One such binding – the LOM XML binding (IEEE 1484.12.3) – is currently being finalized. This binding does define actual tokens to be used for the XML elements, which correspond to LOM data elements. All such tokens are grouped in a schema "common/elementNames.xsd". Not surprisingly, the tokens used in the LOM XML binding correspond directly with the names used in the LOM standard.
The LOM standard does not only define names for data elements. It also defines vocabulary values for data elements that are of type vocabulary. As explained in Clause 4.4 of the LOM standard: "Vocabularies are defined for some data elements. A vocabulary is a recommended list of appropriate values. Other values, not present in the list, may be used as well. However, metadata that rely on the recommended values will have the highest degree of semantic interoperability; i.e., the likelihood that such metadata will be understood by other end users or systems is highest." As mentioned above, the LOM standard does not define the token to be used to represent the vocabulary values! That information can again be found in the binding document, as in for instance the LOM XML binding.
The general approach in the LOM standard to versioning is that the standard may evolve with different versions of the complete "base schema" (the actual data element structure defined in LOM). There are no specific provisions to evolve different versions of particular data elements.
Indeed, the data element 3.3:Meta-Metadata.MetadataSchema represents "The name and version of the authoritative specification used to create this metadata instance. NOTE: This data element may be user selectable or system generated.
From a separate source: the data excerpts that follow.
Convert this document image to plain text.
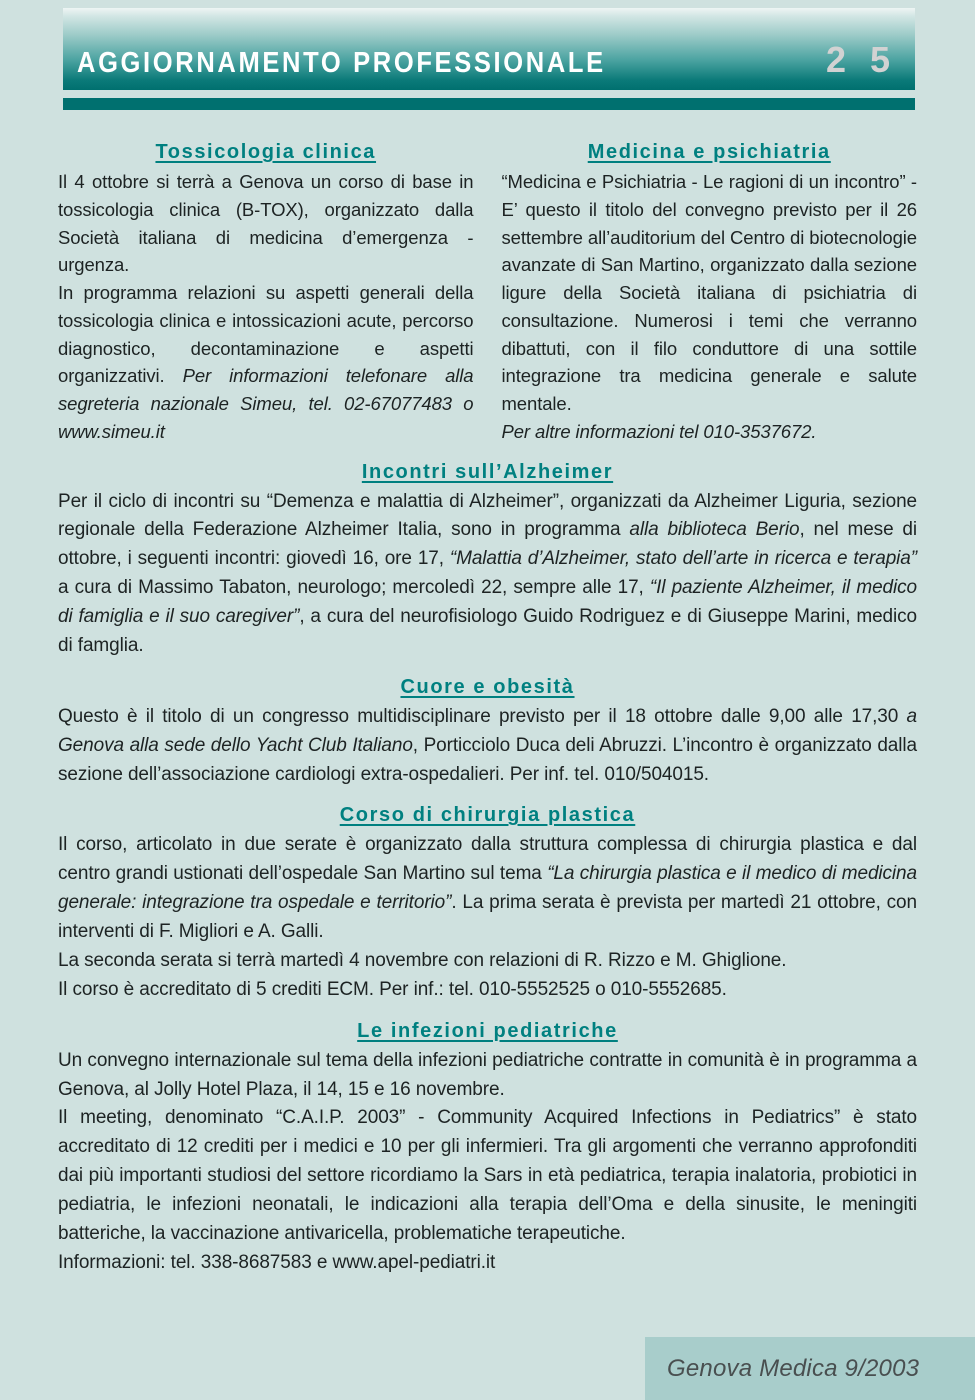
AGGIORNAMENTO PROFESSIONALE	2 5
Tossicologia clinica

Il 4 ottobre si terrà a Genova un corso di base in tossicologia clinica (B-TOX), organizzato dalla Società italiana di medicina d’emergenza - urgenza.

In programma relazioni su aspetti generali della tossicologia clinica e intossicazioni acute, percorso diagnostico, decontaminazione e aspetti organizzativi. Per informazioni telefonare alla segreteria nazionale Simeu, tel. 02-67077483 o www.simeu.it

Medicina e psichiatria

“Medicina e Psichiatria - Le ragioni di un incontro” - E’ questo il titolo del convegno previsto per il 26 settembre all’auditorium del Centro di biotecnologie avanzate di San Martino, organizzato dalla sezione ligure della Società italiana di psichiatria di consultazione. Numerosi i temi che verranno dibattuti, con il filo conduttore di una sottile integrazione tra medicina generale e salute mentale.

Per altre informazioni tel 010-3537672.

Incontri sull’Alzheimer

Per il ciclo di incontri su “Demenza e malattia di Alzheimer”, organizzati da Alzheimer Liguria, sezione regionale della Federazione Alzheimer Italia, sono in programma alla biblioteca Berio, nel mese di ottobre, i seguenti incontri: giovedì 16, ore 17, “Malattia d’Alzheimer, stato dell’arte in ricerca e terapia” a cura di Massimo Tabaton, neurologo; mercoledì 22, sempre alle 17, “Il paziente Alzheimer, il medico di famiglia e il suo caregiver”, a cura del neurofisiologo Guido Rodriguez e di Giuseppe Marini, medico di famglia.

Cuore e obesità

Questo è il titolo di un congresso multidisciplinare previsto per il 18 ottobre dalle 9,00 alle 17,30 a Genova alla sede dello Yacht Club Italiano, Porticciolo Duca deli Abruzzi. L’incontro è organizzato dalla sezione dell’associazione cardiologi extra-ospedalieri. Per inf. tel. 010/504015.

Corso di chirurgia plastica

Il corso, articolato in due serate è organizzato dalla struttura complessa di chirurgia plastica e dal centro grandi ustionati dell’ospedale San Martino sul tema “La chirurgia plastica e il medico di medicina generale: integrazione tra ospedale e territorio”. La prima serata è prevista per martedì 21 ottobre, con interventi di F. Migliori e A. Galli.

La seconda serata si terrà martedì 4 novembre con relazioni di R. Rizzo e M. Ghiglione.

Il corso è accreditato di 5 crediti ECM. Per inf.: tel. 010-5552525 o 010-5552685.

Le infezioni pediatriche

Un convegno internazionale sul tema della infezioni pediatriche contratte in comunità è in programma a Genova, al Jolly Hotel Plaza, il 14, 15 e 16 novembre.

Il meeting, denominato “C.A.I.P. 2003” - Community Acquired Infections in Pediatrics” è stato accreditato di 12 crediti per i medici e 10 per gli infermieri. Tra gli argomenti che verranno approfonditi dai più importanti studiosi del settore ricordiamo la Sars in età pediatrica, terapia inalatoria, probiotici in pediatria, le infezioni neonatali, le indicazioni alla terapia dell’Oma e della sinusite, le meningiti batteriche, la vaccinazione antivaricella, problematiche terapeutiche.

Informazioni: tel. 338-8687583 e www.apel-pediatri.it

Genova Medica 9/2003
If multiple values are provided, then the metadata instance shall conform to multiple metadata schemas."
In line with this general spirit, the LOM XML binding defines the LOM namespace as "http://ltsc.ieee.org/xsd/LOMv1p0": in other words, the namespace includes the versioning information, and names of new versions of data elements would belong to a different namespace.
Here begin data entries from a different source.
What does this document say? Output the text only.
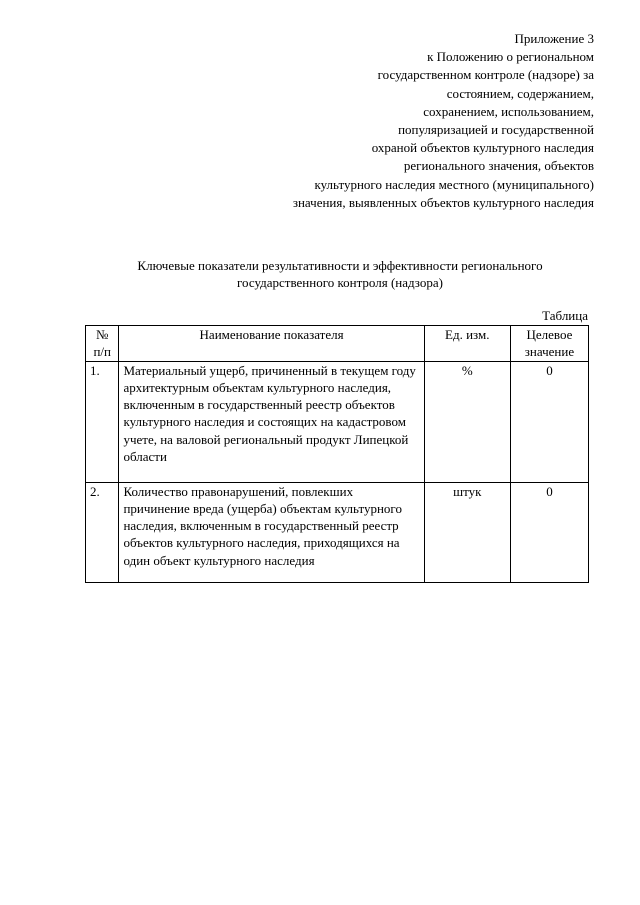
Приложение 3
к Положению о региональном
государственном контроле (надзоре) за
состоянием, содержанием,
сохранением, использованием,
популяризацией и государственной
охраной объектов культурного наследия
регионального значения, объектов
культурного наследия местного (муниципального)
значения, выявленных объектов культурного наследия
Ключевые показатели результативности и эффективности регионального
государственного контроля (надзора)
Таблица
№ п/п	Наименование показателя	Ед. изм.	Целевое значение
1.	Материальный ущерб, причиненный в текущем году архитектурным объектам культурного наследия, включенным в государственный реестр объектов культурного наследия и состоящих на кадастровом учете, на валовой региональный продукт Липецкой области	%	0
2.	Количество правонарушений, повлекших причинение вреда (ущерба) объектам культурного наследия, включенным в государственный реестр объектов культурного наследия, приходящихся на один объект культурного наследия	штук	0
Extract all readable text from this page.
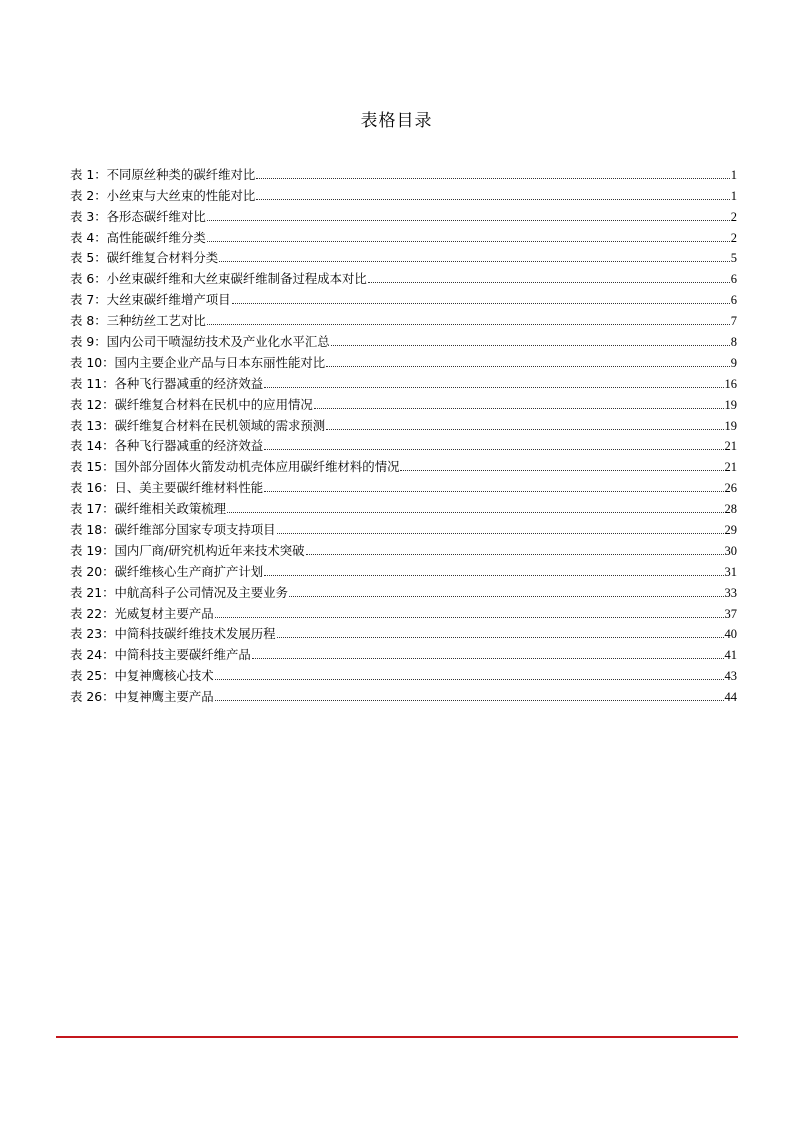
表格目录
表 1： 不同原丝种类的碳纤维对比	1
表 2： 小丝束与大丝束的性能对比	1
表 3： 各形态碳纤维对比	2
表 4： 高性能碳纤维分类	2
表 5： 碳纤维复合材料分类	5
表 6： 小丝束碳纤维和大丝束碳纤维制备过程成本对比	6
表 7： 大丝束碳纤维增产项目	6
表 8： 三种纺丝工艺对比	7
表 9： 国内公司干喷湿纺技术及产业化水平汇总	8
表 10： 国内主要企业产品与日本东丽性能对比	9
表 11： 各种飞行器减重的经济效益	16
表 12： 碳纤维复合材料在民机中的应用情况	19
表 13： 碳纤维复合材料在民机领域的需求预测	19
表 14： 各种飞行器减重的经济效益	21
表 15： 国外部分固体火箭发动机壳体应用碳纤维材料的情况	21
表 16： 日、美主要碳纤维材料性能	26
表 17： 碳纤维相关政策梳理	28
表 18： 碳纤维部分国家专项支持项目	29
表 19： 国内厂商/研究机构近年来技术突破	30
表 20： 碳纤维核心生产商扩产计划	31
表 21： 中航高科子公司情况及主要业务	33
表 22： 光威复材主要产品	37
表 23： 中简科技碳纤维技术发展历程	40
表 24： 中简科技主要碳纤维产品	41
表 25： 中复神鹰核心技术	43
表 26： 中复神鹰主要产品	44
For vocabulary values, the LOM standard includes a source that can include versioning information. The value of vocabulary data elements is a pair (source, value). If the source is "LOMv1.0", then the value space is described by the LOM standard. If the source is not "LOMv1.0", then users and implementers are encouraged to create vocabularies that do not conflict with this standard. If a vocabulary is used that intersects with the LOMv1.0 vocabulary, then only the values not included in this standard should have a source that is not "LOMv1.0". This will maximize semantic interoperability for the values that are included in this standard.